Monday, May. 22, 1944
Foul & Unfair
Angry Irish voices filled the lecture theater of Dublin's handsome, wide-flung Leinster House. Honorable red-faced members of the Dail Eireann threw "reckless," "irresponsible," "pique and petulance" at the bowed head of astute, unbowed Prime Minister Eamon de Valera, crouched on his shiny, mahogany front-row seat. De Valera had just tripped an unwary Dail into an unwanted general election, the second within a year.
The night before, a bill to merge Eire's transport system had come up for its second reading. The opposition parties (which altogether--but they are seldom all together--have 71 seats to the 67 of De Valera's Fianna Fail) asked postponement until an investigating committee could complete a report on ugly rumors of fat profits in transport stocks. The committee wanted to know how speculators got hold of confidential information, supposedly known only to high Government officials. Brusquely De Valera rejected the suggestion, but on a vote he lost, 64-to-63. Next day an astonished Dail discovered that he had persuaded aging, ailing President Douglas Hyde to dissolve Parliament, call a new election for May 30.

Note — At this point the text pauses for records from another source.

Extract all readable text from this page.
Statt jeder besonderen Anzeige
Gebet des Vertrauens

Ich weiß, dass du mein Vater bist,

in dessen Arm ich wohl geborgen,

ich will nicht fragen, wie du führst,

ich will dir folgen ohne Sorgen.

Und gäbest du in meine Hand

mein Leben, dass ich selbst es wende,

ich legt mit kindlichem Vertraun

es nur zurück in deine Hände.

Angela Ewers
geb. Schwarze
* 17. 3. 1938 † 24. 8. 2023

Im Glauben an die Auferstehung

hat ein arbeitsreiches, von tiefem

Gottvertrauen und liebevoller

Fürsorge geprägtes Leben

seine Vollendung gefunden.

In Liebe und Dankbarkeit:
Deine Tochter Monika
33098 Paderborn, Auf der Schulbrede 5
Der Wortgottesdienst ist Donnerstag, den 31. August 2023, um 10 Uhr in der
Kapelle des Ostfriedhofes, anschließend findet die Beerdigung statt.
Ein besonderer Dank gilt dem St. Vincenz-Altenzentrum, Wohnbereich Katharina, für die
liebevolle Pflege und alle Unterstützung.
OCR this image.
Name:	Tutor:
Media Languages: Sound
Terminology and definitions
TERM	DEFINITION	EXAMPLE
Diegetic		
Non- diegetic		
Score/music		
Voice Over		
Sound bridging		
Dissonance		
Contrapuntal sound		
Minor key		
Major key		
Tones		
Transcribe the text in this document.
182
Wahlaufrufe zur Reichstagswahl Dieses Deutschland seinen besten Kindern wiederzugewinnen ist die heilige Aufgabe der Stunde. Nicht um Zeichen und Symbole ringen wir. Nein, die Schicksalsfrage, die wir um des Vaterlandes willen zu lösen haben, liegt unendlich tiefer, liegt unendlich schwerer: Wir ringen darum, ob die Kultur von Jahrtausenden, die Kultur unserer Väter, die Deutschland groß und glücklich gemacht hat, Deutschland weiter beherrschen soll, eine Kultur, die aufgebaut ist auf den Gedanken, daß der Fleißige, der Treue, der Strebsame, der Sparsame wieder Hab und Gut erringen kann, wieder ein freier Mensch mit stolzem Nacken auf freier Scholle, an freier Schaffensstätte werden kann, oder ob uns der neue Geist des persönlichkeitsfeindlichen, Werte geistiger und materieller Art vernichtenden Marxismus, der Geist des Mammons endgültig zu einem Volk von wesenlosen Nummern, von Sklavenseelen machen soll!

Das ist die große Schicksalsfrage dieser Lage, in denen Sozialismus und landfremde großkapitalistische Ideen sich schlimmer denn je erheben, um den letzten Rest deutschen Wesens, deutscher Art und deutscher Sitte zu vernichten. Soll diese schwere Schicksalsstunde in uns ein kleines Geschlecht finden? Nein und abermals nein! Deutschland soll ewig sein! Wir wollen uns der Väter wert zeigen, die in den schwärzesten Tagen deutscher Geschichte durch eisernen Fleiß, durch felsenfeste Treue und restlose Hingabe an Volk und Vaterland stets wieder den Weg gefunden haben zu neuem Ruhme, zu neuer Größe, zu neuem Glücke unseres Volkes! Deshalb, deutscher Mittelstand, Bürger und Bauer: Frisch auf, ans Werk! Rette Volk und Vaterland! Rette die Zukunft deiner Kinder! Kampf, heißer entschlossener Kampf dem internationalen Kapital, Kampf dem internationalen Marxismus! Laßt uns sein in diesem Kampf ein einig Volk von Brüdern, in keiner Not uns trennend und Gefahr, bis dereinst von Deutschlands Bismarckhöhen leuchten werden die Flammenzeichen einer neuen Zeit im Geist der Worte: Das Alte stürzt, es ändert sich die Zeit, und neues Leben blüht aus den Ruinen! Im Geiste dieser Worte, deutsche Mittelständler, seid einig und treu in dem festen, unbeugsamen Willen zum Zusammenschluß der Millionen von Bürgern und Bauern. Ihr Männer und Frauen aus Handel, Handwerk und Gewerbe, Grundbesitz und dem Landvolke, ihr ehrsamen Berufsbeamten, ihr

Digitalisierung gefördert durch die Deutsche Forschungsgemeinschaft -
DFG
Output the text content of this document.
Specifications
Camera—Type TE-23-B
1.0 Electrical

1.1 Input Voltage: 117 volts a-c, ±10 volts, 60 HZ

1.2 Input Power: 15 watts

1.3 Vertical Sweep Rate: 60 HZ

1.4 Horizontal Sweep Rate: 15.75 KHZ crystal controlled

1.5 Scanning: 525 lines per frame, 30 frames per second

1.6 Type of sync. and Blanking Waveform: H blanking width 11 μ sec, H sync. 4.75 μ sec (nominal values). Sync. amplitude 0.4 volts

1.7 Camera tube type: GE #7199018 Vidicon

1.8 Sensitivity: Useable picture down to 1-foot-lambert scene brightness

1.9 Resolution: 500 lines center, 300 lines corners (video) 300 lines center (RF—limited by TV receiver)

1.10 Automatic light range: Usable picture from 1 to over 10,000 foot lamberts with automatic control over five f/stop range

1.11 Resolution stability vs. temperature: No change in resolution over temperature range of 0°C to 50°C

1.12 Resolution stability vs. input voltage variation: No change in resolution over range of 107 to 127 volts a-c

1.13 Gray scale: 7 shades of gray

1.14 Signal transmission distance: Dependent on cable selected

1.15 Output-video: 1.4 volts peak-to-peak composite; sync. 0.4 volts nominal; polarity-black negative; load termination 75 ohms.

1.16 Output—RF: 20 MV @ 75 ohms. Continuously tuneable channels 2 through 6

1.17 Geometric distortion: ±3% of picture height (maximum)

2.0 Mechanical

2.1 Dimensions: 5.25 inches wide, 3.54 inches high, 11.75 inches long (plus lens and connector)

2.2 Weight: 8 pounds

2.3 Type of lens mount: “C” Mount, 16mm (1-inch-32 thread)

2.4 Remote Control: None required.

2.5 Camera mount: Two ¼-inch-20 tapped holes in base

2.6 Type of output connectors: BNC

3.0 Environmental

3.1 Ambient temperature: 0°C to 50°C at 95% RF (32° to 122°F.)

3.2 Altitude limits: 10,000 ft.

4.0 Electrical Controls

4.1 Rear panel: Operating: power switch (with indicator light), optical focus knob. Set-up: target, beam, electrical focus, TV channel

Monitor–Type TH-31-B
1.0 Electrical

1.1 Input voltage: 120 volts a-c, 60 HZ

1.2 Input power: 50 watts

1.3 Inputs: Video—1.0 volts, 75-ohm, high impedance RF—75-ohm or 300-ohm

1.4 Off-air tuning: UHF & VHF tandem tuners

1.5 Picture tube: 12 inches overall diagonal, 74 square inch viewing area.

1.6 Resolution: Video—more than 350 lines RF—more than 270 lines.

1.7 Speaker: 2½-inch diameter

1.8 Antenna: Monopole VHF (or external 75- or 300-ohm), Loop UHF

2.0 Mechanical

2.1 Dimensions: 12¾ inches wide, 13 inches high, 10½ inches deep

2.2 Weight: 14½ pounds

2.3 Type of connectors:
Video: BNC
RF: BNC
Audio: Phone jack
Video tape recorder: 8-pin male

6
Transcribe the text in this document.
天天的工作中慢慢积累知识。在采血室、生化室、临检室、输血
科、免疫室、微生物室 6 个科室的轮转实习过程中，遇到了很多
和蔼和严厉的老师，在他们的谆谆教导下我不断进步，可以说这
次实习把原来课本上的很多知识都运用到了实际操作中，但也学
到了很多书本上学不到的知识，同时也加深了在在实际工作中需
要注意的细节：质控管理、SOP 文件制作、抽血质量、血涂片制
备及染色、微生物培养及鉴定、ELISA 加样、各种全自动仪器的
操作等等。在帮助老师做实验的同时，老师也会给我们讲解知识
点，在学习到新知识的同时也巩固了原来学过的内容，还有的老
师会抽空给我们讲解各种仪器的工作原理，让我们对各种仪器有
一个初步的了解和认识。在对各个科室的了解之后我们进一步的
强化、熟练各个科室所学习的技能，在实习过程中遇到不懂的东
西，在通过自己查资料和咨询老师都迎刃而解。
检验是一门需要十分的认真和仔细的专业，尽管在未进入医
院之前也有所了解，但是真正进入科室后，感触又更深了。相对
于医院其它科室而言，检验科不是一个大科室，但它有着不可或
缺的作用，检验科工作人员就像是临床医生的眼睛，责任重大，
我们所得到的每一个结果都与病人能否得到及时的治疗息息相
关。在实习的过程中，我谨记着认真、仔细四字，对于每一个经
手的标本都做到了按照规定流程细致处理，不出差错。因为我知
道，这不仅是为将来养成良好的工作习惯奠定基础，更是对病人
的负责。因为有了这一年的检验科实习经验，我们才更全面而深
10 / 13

"Foully, unfairly, in secret and undemocratically this decision has been taken and hurled at Parliament and the people," roared choleric Dr. Thomas O'Higgins, leader of Fine Gael, the principal opposition. Retorted De Valera, out to get a solid majority for his Fianna Fail: "I have no apology to offer. A minority government has responsibility but not power."
For once, Eire's old master had taken a leaf from the book of his old foe, Winston Churchill. Last month Churchill bludgeoned a vote of confidence from Britain's House of Commons. Last week De Valera, riding a wave of Irish resentment against U.S. and British demands that Dublin get tougher with Germany, was playing a similar, all-or-nothing game.